The calibration of complex computer codes using uncertainty quantification (UQ) methods is a rich area of statistical methodological development. When applying these techniques to simulators with spatial output, it is now standard to use principal component decomposition to reduce the dimensions of the outputs in order to allow Gaussian process emulators to predict the output for calibration. We introduce the “terminal case,” in which the model cannot reproduce observations to within model discrepancy, and for which standard calibration methods in UQ fail to give sensible results. We show that even when there is no such issue with the model, the standard decomposition on the outputs can and usually does lead to a terminal case analysis. We present a simple test to allow a practitioner to establish whether their experiment will result in a terminal case analysis, and a methodology for defining calibration-optimal bases that avoid this whenever it is not inevitable. We present the optimal rotation algorithm for doing this, and demonstrate its efficacy for an idealized example for which the usual principal component methods fail. We apply these ideas to the CanAM4 model to demonstrate the terminal case issue arising for climate models. We discuss climate model tuning and the estimation of model discrepancy within this context, and show how the optimal rotation algorithm can be used in developing practical climate model tuning tools. Supplementary materials for this article are available online.

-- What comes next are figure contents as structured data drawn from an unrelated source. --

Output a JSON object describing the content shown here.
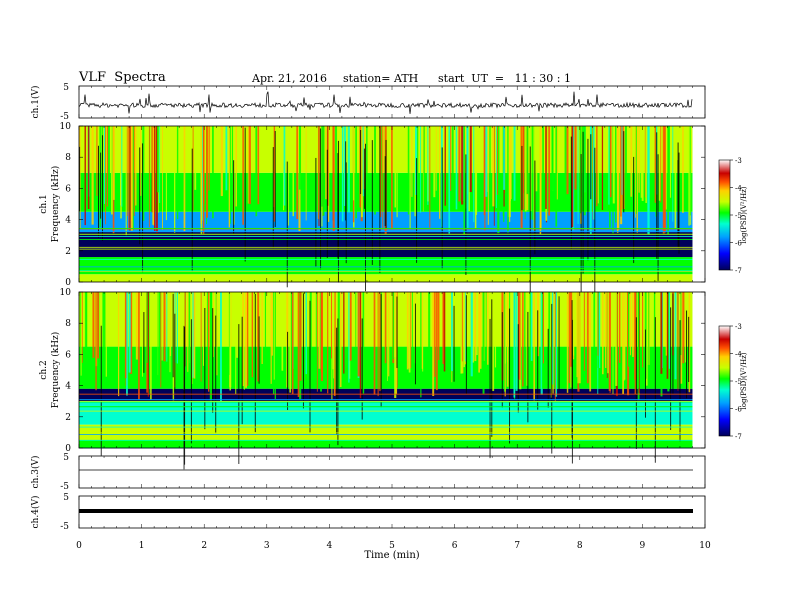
{
  "header": {
    "title": "VLF  Spectra",
    "date": "Apr. 21, 2016",
    "station": "station= ATH",
    "start": "start  UT  =   11 : 30 : 1"
  },
  "chart_data": [
    {
      "type": "line",
      "panel": "ch1-waveform",
      "ylabel": "ch.1(V)",
      "ylim": [
        -5,
        5
      ],
      "yticks": [
        "5",
        "-5"
      ],
      "xlim": [
        0,
        10
      ],
      "approx_level": -1,
      "note_series": "noisy waveform centered near -1 V with spikes"
    },
    {
      "type": "heatmap",
      "panel": "ch1-spectrogram",
      "ylabel_1": "ch.1",
      "ylabel_2": "Frequency  (kHz)",
      "ylim": [
        0,
        10
      ],
      "yticks": [
        "0",
        "2",
        "4",
        "6",
        "8",
        "10"
      ],
      "xlim": [
        0,
        9.8
      ],
      "colorbar": {
        "label": "log(PSD)(V²/Hz)",
        "ticks": [
          "-3",
          "-4",
          "-5",
          "-6",
          "-7"
        ],
        "range": [
          -7,
          -3
        ]
      },
      "bands": [
        {
          "f_low": 0,
          "f_high": 0.5,
          "level": -4.5
        },
        {
          "f_low": 0.5,
          "f_high": 1.6,
          "level": -5.2
        },
        {
          "f_low": 1.6,
          "f_high": 3.2,
          "level": -6.6
        },
        {
          "f_low": 3.2,
          "f_high": 4.5,
          "level": -6.0
        },
        {
          "f_low": 4.5,
          "f_high": 7.0,
          "level": -5.0
        },
        {
          "f_low": 7.0,
          "f_high": 10.0,
          "level": -4.6
        }
      ]
    },
    {
      "type": "heatmap",
      "panel": "ch2-spectrogram",
      "ylabel_1": "ch.2",
      "ylabel_2": "Frequency  (kHz)",
      "ylim": [
        0,
        10
      ],
      "yticks": [
        "0",
        "2",
        "4",
        "6",
        "8",
        "10"
      ],
      "xlim": [
        0,
        9.8
      ],
      "colorbar": {
        "label": "log(PSD)(V²/Hz)",
        "ticks": [
          "-3",
          "-4",
          "-5",
          "-6",
          "-7"
        ],
        "range": [
          -7,
          -3
        ]
      },
      "bands": [
        {
          "f_low": 0,
          "f_high": 0.5,
          "level": -4.8
        },
        {
          "f_low": 0.5,
          "f_high": 1.5,
          "level": -4.4
        },
        {
          "f_low": 1.5,
          "f_high": 3.0,
          "level": -5.6
        },
        {
          "f_low": 3.0,
          "f_high": 3.8,
          "level": -6.6
        },
        {
          "f_low": 3.8,
          "f_high": 6.5,
          "level": -5.0
        },
        {
          "f_low": 6.5,
          "f_high": 10.0,
          "level": -4.6
        }
      ]
    },
    {
      "type": "line",
      "panel": "ch3-waveform",
      "ylabel": "ch.3(V)",
      "ylim": [
        -5,
        5
      ],
      "yticks": [
        "5",
        "-5"
      ],
      "approx_level": 0
    },
    {
      "type": "line",
      "panel": "ch4-waveform",
      "ylabel": "ch.4(V)",
      "ylim": [
        -5,
        5
      ],
      "yticks": [
        "5",
        "-5"
      ],
      "approx_level": 0
    }
  ],
  "x_axis": {
    "label": "Time  (min)",
    "ticks": [
      "0",
      "1",
      "2",
      "3",
      "4",
      "5",
      "6",
      "7",
      "8",
      "9",
      "10"
    ],
    "range": [
      0,
      10
    ]
  },
  "colors": {
    "colormap": [
      "#00005a",
      "#0000ff",
      "#00a0ff",
      "#00ffd0",
      "#00ff00",
      "#c8ff00",
      "#ffd000",
      "#ff5000",
      "#c80000",
      "#ffffff"
    ]
  }
}
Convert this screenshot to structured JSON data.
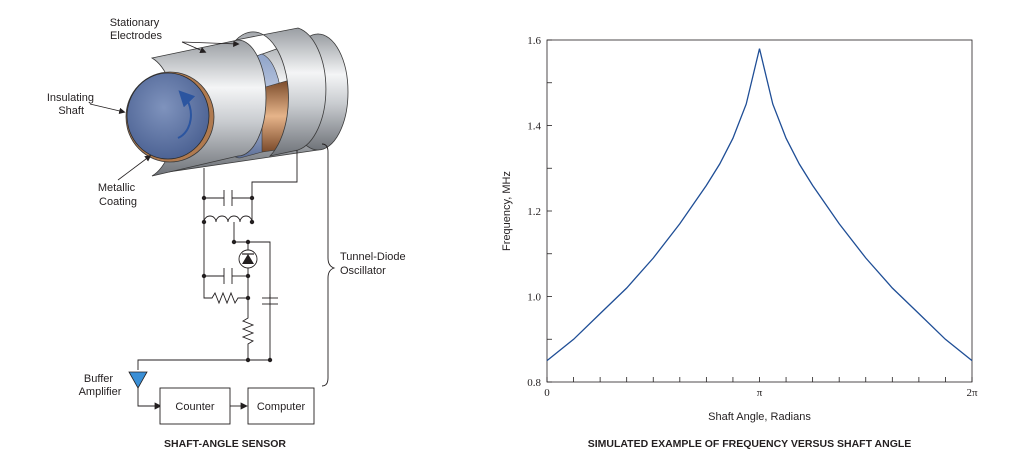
{
  "sensor": {
    "caption": "SHAFT-ANGLE SENSOR",
    "labels": {
      "stationary_electrodes": [
        "Stationary",
        "Electrodes"
      ],
      "insulating_shaft": [
        "Insulating",
        "Shaft"
      ],
      "metallic_coating": [
        "Metallic",
        "Coating"
      ],
      "tunnel_diode_oscillator": [
        "Tunnel-Diode",
        "Oscillator"
      ],
      "buffer_amplifier": [
        "Buffer",
        "Amplifier"
      ],
      "counter": "Counter",
      "computer": "Computer"
    }
  },
  "chart_data": {
    "type": "line",
    "title": "SIMULATED EXAMPLE OF FREQUENCY VERSUS SHAFT ANGLE",
    "xlabel": "Shaft Angle, Radians",
    "ylabel": "Frequency, MHz",
    "xlim": [
      0,
      6.2832
    ],
    "ylim": [
      0.8,
      1.6
    ],
    "x_tick_labels": [
      "0",
      "π",
      "2π"
    ],
    "y_tick_labels": [
      "0.8",
      "1.0",
      "1.2",
      "1.4",
      "1.6"
    ],
    "grid": false,
    "line_color": "#1f4e96",
    "series": [
      {
        "x": [
          0,
          0.3927,
          0.7854,
          1.1781,
          1.5708,
          1.9635,
          2.3562,
          2.5525,
          2.7489,
          2.9452,
          3.1416,
          3.3379,
          3.5343,
          3.7306,
          3.927,
          4.3197,
          4.7124,
          5.1051,
          5.4978,
          5.8905,
          6.2832
        ],
        "y": [
          0.85,
          0.9,
          0.96,
          1.02,
          1.09,
          1.17,
          1.26,
          1.31,
          1.37,
          1.45,
          1.58,
          1.45,
          1.37,
          1.31,
          1.26,
          1.17,
          1.09,
          1.02,
          0.96,
          0.9,
          0.85
        ]
      }
    ]
  }
}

利用不确定性量化（uncertainty quantification, UQ）方法开展复杂计算机代码的校准研究，是统计方法论发展的一个活跃领域。当将此类技术应用于带有空间输出的模拟器时，当前的标准流程是采用主成分分解（principal component decomposition）对输出维度进行降维，以便高斯过程模拟器（Gaussian process emulators）能够为校准任务预测输出结果。我们提出了“终端情形（terminal case）”这一概念：当模型无法在模型偏差范围内复现观测值时，常规的UQ校准方法无法得到合理的结果。我们证明，即便模型不存在上述问题，对输出进行的标准主成分分解也可能且通常会触发终端情形分析。我们提出了一项简易测试，可帮助研究人员判断其开展的实验是否会出现终端情形；同时给出了一套用于定义校准最优基的方法论，在非不可避免的情况下可规避该问题。我们提出了用于实现该目标的最优旋转算法（optimal rotation algorithm），并通过一个理想示例验证了其有效性——该示例中常规主成分方法会失效。我们将这些思路应用于CanAM4模型，以展示气候模型中存在的终端情形问题。我们讨论了气候模型调优以及该背景下的模型偏差估计，并阐明了最优旋转算法如何可用于开发实用的气候模型调优工具。本文的补充材料可在线获取。